Cemitério de elefantes

Cemitério de elefantes

Poty/Reprodução

À margem esquerda do rio Belém, nos fundos do mercado de peixe, ergue-se o velho ingazeiro – ali os bêbados são felizes. Curitiba os considera animais sagrados, provê as suas necessidades de cachaça e pirão. No trivial contentam-se com as sobras do mercado.
Quando ronca a barriga, ao ponto de perturbar a sesta, saem do abrigo e, arrastando os pesados pés, atiram-se à luta pela vida. Enterram-se no mangue até os joelhos na caça ao caranguejo ou, tromba vermelha no ar, espiam a queda dos ingás maduros.
Elefantes malferidos, coçam as perebas, sem nenhuma queixa, escarrapachados sobre as raízes que servem de cama e cadeira. Bebem e beliscam pedacinho de peixe. Cada um tem o seu lugar, gentilmente avisam:
– Não use a raiz do Pedro.
– Foi embora, sabia não?
– Aqui há pouco...
– Sentiu que ia se apagar e caiu fora. Eu gritei: Vai na frente, Pedro, deixa a porta aberta.
À flor do lodo borbulha o mangue – os passos de um gigante perdido? João dispõe no braseiro o peixe embrulhado em folha de bananeira.
– O Cai N’Água trouxe as minhocas?
– Sabia não?
– Agora mesmo ele...
– Entregou a lata e disse: Jonas, vai dar pescadinha
da boa.
Lá do sulfuroso Barigui rasteja um elefante moribundo.
– Amigo, venha com a gente.
Uma raiz no ingazeiro, o rabo de peixe, a caneca
de pinga.
No silêncio o bzzz dos pernilongos assinala o posto de um e outro, assombrado com o farol piscando no alto do morro.
Distrai-se um deles a enterrar o dedo no tornozelo inchado.
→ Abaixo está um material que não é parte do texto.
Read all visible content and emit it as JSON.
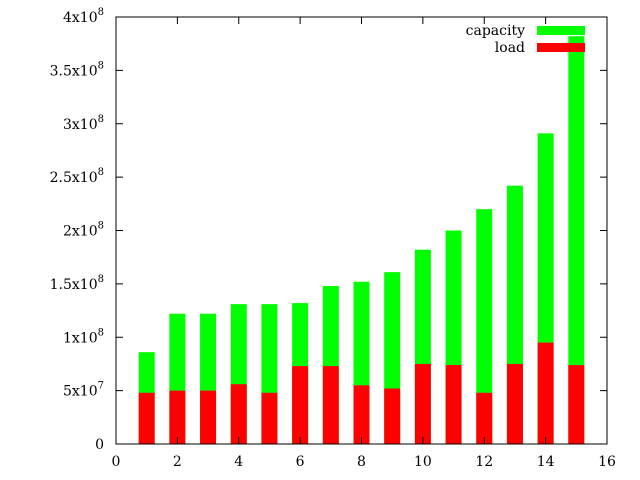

Puxando os pés de paquiderme, afasta-se entre adeuses em voz baixa – ninguém perturbe os dorminhocos. Esses, quando acordam, não perguntam aonde foi o ausente. E, se indagassem, para levar-lhe margaridas-do-banhado, quem saberia responder? A você o caminho se revela na hora da morte.
A viração da tarde assanha as varejeiras grudadas nos seus pés disformes. Nas folhas do ingazeiro reluzem lambaris prateados – ao eco da queda dos frutos os bêbados erguem-se com dificuldade e os disputam rolando no pó. O vencedor descasca o ingá, chupa de olho guloso a fava adocicada. Jamais correu sangue no cemitério, a faquinha na cinta é para descamar peixe. E, aos brigões, incapazes de se moverem, basta xingarem-se à distância.
Eles que suportam o delírio, a peste, o fel na língua, o mormaço, as cãibras de sangue, berram de ódio contra os pardais, que se aninham entre as folhas e, antes de dormir, lhes cospem na cabeça – o seu pipiar irrequieto envenena
a modorra.
Da beira contemplam os pescadores mergulhando
os remos.
– Um peixinho aí, compadre?
O pescador atira o peixe desprezado no fundo da canoa.
– Por que você bebe, Papa-Isca?
– Maldição de mãe, uai.
– O Chico não quer peixe?
– Tadinho, a barriga d’água.
Sem pressa, despediu-se dos companheiros cochilando à margem, esquecidos de enfiar a minhoca no anzol.
Cospe na água o caroço preto do ingá, os outros não o interrogam: presas de marfim que indicam o caminho são as garrafas vazias. Chico perde-se no cemitério sagrado, as carcaças de pés grotescos surgindo ao luar.

 

 

Sobre o conto e o autor

 

Considerado por escritores como Marçal Aquino “a pedra fundamental do monumento literário que Dalton Trevisan construiu nos últimos 60 anos”, o livro “Cemitério de elefantes” foi publicado originalmente em 1964 e reúne alguns dos contos mais marcantes do autor paranaense, nascido em junho de 1925 e falecido no último dia 9, em Curitiba, aos 99 anos.

 

 

A versão do conto “Cemitério de elefantes” que o Pensar reproduz neste sábado, em homenagem a um dos maiores escritores brasileiros, está na 22ª edição, lançada em junho deste ano pela Record, com apresentação do argentino César Aira. A partir de 2025, a obra de Trevisan passará a ser publicada pela Editora Todavia.